The South African Government has outlined the country’s COVID-19 vaccine rollout plan with vaccination likely to begin in February after being hit by a second wave of coronavirus cases.
Health Minister, Zweli Mkhize while giving an update on the government’s COVID-19 vaccine rollout strategy on Sunday December 3, said they expect manufacturers to deliver COVID-19 vaccines as early as next month, and priority will be given to frontline care workers.
“We’re trying as much as possible to get some vaccines to be available much before that date,” said Mkhize.
“We are targeting February,” Dr.
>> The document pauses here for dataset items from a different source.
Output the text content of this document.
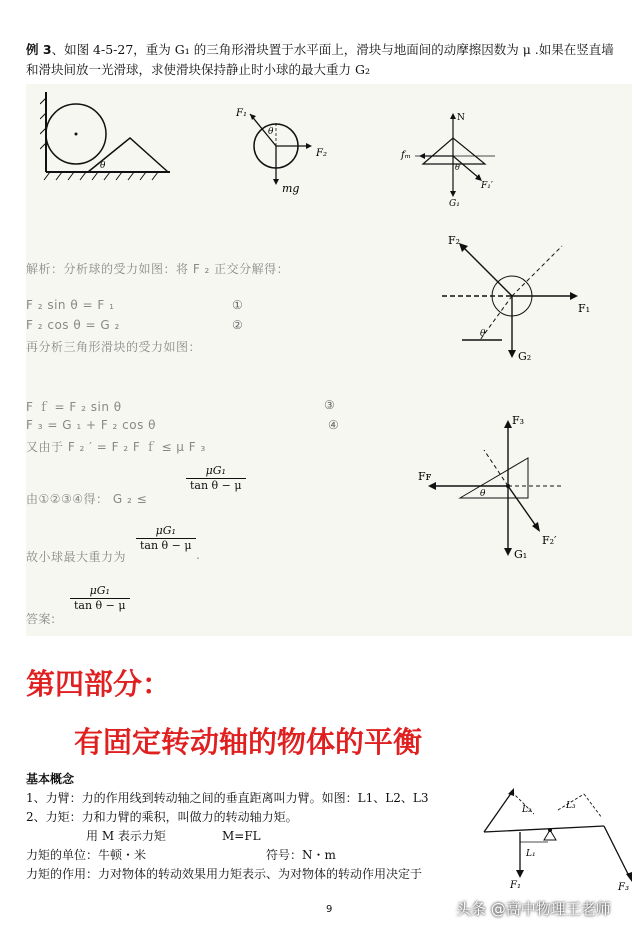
例 3、如图 4-5-27，重为 G₁ 的三角形滑块置于水平面上，滑块与地面间的动摩擦因数为 μ .如果在竖直墙和滑块间放一光滑球，求使滑块保持静止时小球的最大重力 G₂
θ
F₁
θ
F₂
mg
N
fₘ
θ
F₁′
G₁
解析：分析球的受力如图：将 F ₂ 正交分解得：
F ₂ sin θ = F ₁	①
F ₂ cos θ = G ₂	②
再分析三角形滑块的受力如图：
F ｆ = F ₂ sin θ	③
F ₃ = G ₁ + F ₂ cos θ	④
又由于 F ₂ ′ = F ₂ F ｆ ≤ μ F ₃
由①②③④得： G ₂ ≤
$\frac{\text{μG₁}}{\text{tan θ − μ}}$
故小球最大重力为
$\frac{\text{μG₁}}{\text{tan θ − μ}}$
.
答案:
$\frac{\text{μG₁}}{\text{tan θ − μ}}$
F₂
F₁
θ
G₂
F₃
Fꜰ
θ
F₂′
G₁
第四部分：
有固定转动轴的物体的平衡
基本概念
1、力臂：力的作用线到转动轴之间的垂直距离叫力臂。如图：L1、L2、L3
2、力矩：力和力臂的乘积，叫做力的转动轴力矩。
用 M 表示力矩	M=FL
力矩的单位：牛顿・米	符号：N・m
力矩的作用：力对物体的转动效果用力矩表示、为对物体的转动作用决定于
L₂	L₃
L₁
F₁	F₃
9	头条 @高中物理王老师
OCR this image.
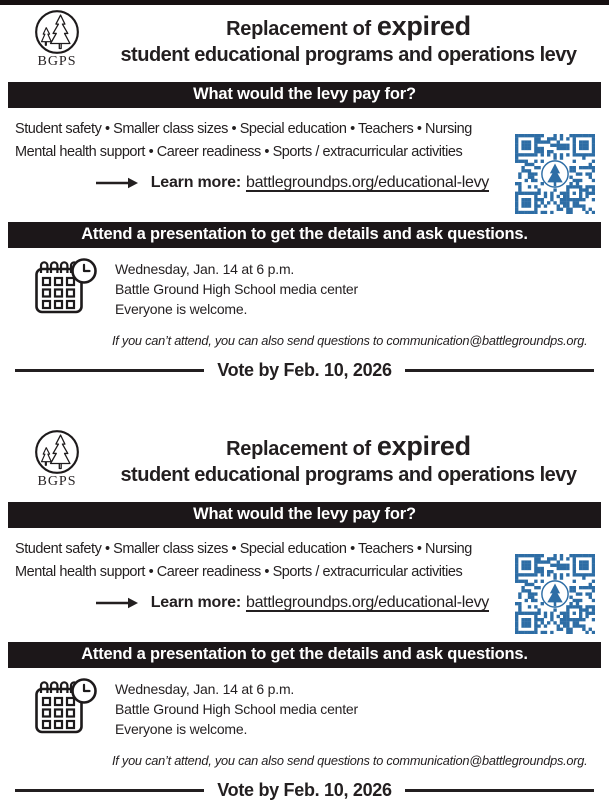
BGPS
Replacement of expired
student educational programs and operations levy
What would the levy pay for?
Student safety • Smaller class sizes • Special education • Teachers • Nursing
Mental health support • Career readiness • Sports / extracurricular activities
Learn more: battlegroundps.org/educational-levy
Attend a presentation to get the details and ask questions.
Wednesday, Jan. 14 at 6 p.m.
Battle Ground High School media center
Everyone is welcome.
If you can’t attend, you can also send questions to communication@battlegroundps.org.
Vote by Feb. 10, 2026
BGPS
Replacement of expired
student educational programs and operations levy
What would the levy pay for?
Student safety • Smaller class sizes • Special education • Teachers • Nursing
Mental health support • Career readiness • Sports / extracurricular activities
Learn more: battlegroundps.org/educational-levy
Attend a presentation to get the details and ask questions.
Wednesday, Jan. 14 at 6 p.m.
Battle Ground High School media center
Everyone is welcome.
If you can’t attend, you can also send questions to communication@battlegroundps.org.
Vote by Feb. 10, 2026
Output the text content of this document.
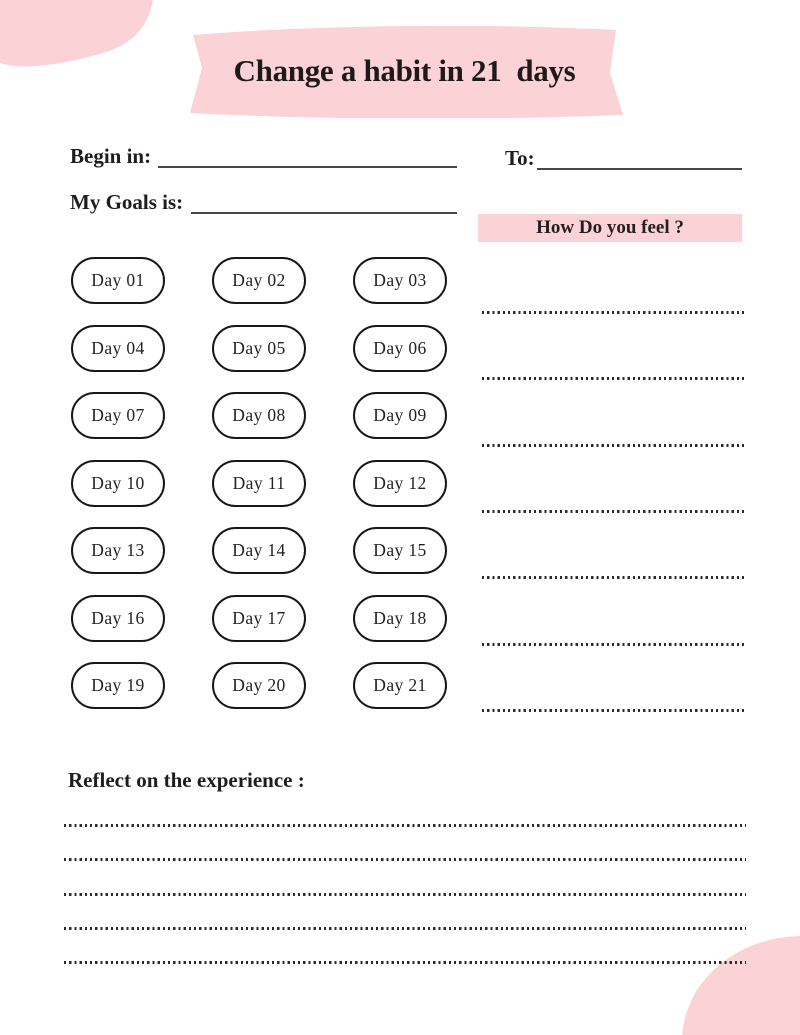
Change a habit in 21  days
Begin in:	To:
My Goals is:
Day 01	Day 02	Day 03
Day 04	Day 05	Day 06
Day 07	Day 08	Day 09
Day 10	Day 11	Day 12
Day 13	Day 14	Day 15
Day 16	Day 17	Day 18
Day 19	Day 20	Day 21
How Do you feel ?
Reflect on the experience :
Zweli Mkhize said while cautioning that before that can happen negotiations must be concluded with vaccine makers including Pfizer, Moderna, and AstraZeneca, as well as with Russian and Chinese laboratories.
“All of that will depend on the success of current bilateral negotiations we’re having with various companies,” he added.
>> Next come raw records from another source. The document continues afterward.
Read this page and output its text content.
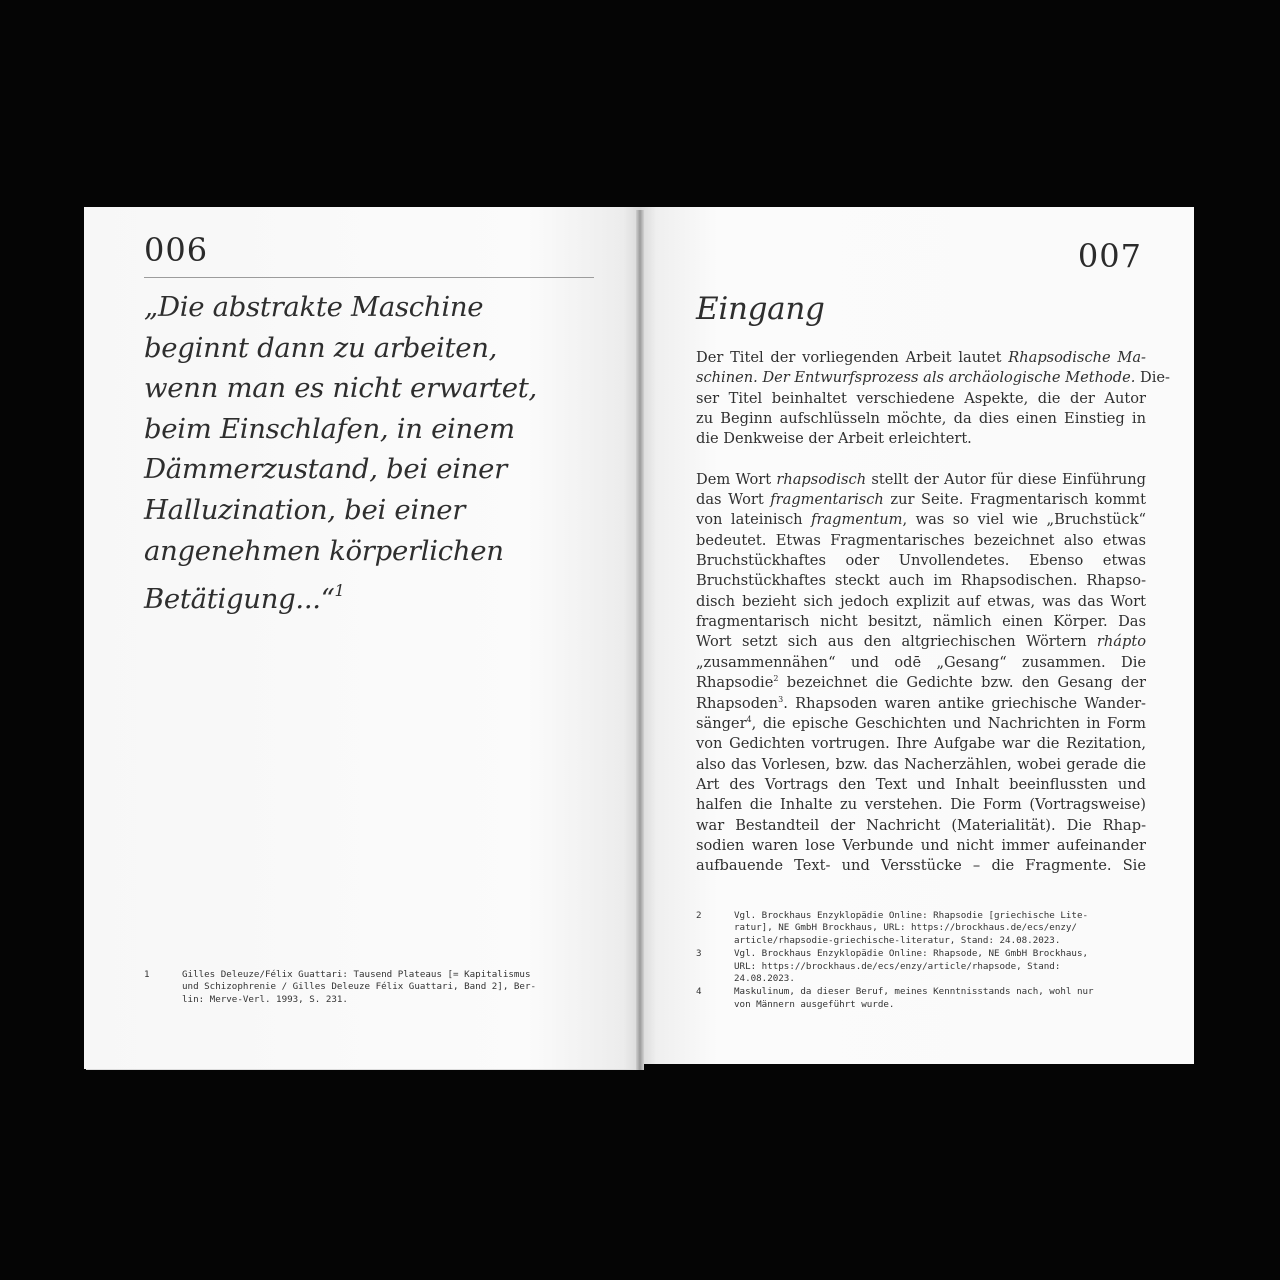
006

„Die abstrakte Maschine
beginnt dann zu arbeiten,
wenn man es nicht erwartet,
beim Einschlafen, in einem
Dämmerzustand, bei einer
Halluzination, bei einer
angenehmen körperlichen
Betätigung...“$^1$

1	Gilles Deleuze/Félix Guattari: Tausend Plateaus [= Kapitalismus
und Schizophrenie / Gilles Deleuze Félix Guattari, Band 2], Ber-
lin: Merve-Verl. 1993, S. 231.
007
Eingang
Der Titel der vorliegenden Arbeit lautet Rhapsodische Ma-
schinen. Der Entwurfsprozess als archäologische Methode. Die-
ser Titel beinhaltet verschiedene Aspekte, die der Autor
zu Beginn aufschlüsseln möchte, da dies einen Einstieg in
die Denkweise der Arbeit erleichtert.
Dem Wort rhapsodisch stellt der Autor für diese Einführung
das Wort fragmentarisch zur Seite. Fragmentarisch kommt
von lateinisch fragmentum, was so viel wie „Bruchstück“
bedeutet. Etwas Fragmentarisches bezeichnet also etwas
Bruchstückhaftes oder Unvollendetes. Ebenso etwas
Bruchstückhaftes steckt auch im Rhapsodischen. Rhapso-
disch bezieht sich jedoch explizit auf etwas, was das Wort
fragmentarisch nicht besitzt, nämlich einen Körper. Das
Wort setzt sich aus den altgriechischen Wörtern rháptо
„zusammennähen“ und odē „Gesang“ zusammen. Die
Rhapsodie$^2$ bezeichnet die Gedichte bzw. den Gesang der
Rhapsoden$^3$. Rhapsoden waren antike griechische Wander-
sänger$^4$, die epische Geschichten und Nachrichten in Form
von Gedichten vortrugen. Ihre Aufgabe war die Rezitation,
also das Vorlesen, bzw. das Nacherzählen, wobei gerade die
Art des Vortrags den Text und Inhalt beeinflussten und
halfen die Inhalte zu verstehen. Die Form (Vortragsweise)
war Bestandteil der Nachricht (Materialität). Die Rhap-
sodien waren lose Verbunde und nicht immer aufeinander
aufbauende Text- und Versstücke – die Fragmente. Sie
2	Vgl. Brockhaus Enzyklopädie Online: Rhapsodie [griechische Lite-
ratur], NE GmbH Brockhaus, URL: https://brockhaus.de/ecs/enzy/
article/rhapsodie-griechische-literatur, Stand: 24.08.2023.
3	Vgl. Brockhaus Enzyklopädie Online: Rhapsode, NE GmbH Brockhaus,
URL: https://brockhaus.de/ecs/enzy/article/rhapsode, Stand:
24.08.2023.
4	Maskulinum, da dieser Beruf, meines Kenntnisstands nach, wohl nur
von Männern ausgeführt wurde.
To finance its vaccine programme, the administration plans to seek help from the private sector as well as from the country’s main health insurers.
This comes a week after the South African government paid a deposit of 15.8 million euros to enter Covax, the mechanism for the equitable distribution of vaccines established by the UN World Health Organisation
But South Africa, by far the worst-hit country in the African continent, does not expect to receive the first vaccine doses under that programme until the second quarter of the year.
“It is clear that the second wave that we are going through is affecting us to levels which are even higher than in the earlier stage,” the minister said
“The only way to deal with the Covid-19 not only in South Africa but throughout the world is the provision of the immunity through the vaccination,” Mkhize added.
The country plans to vaccinate 67 percent of its population of 59 million people, in order to achieve sufficient collective immunity to contain the spread of the coronavirus.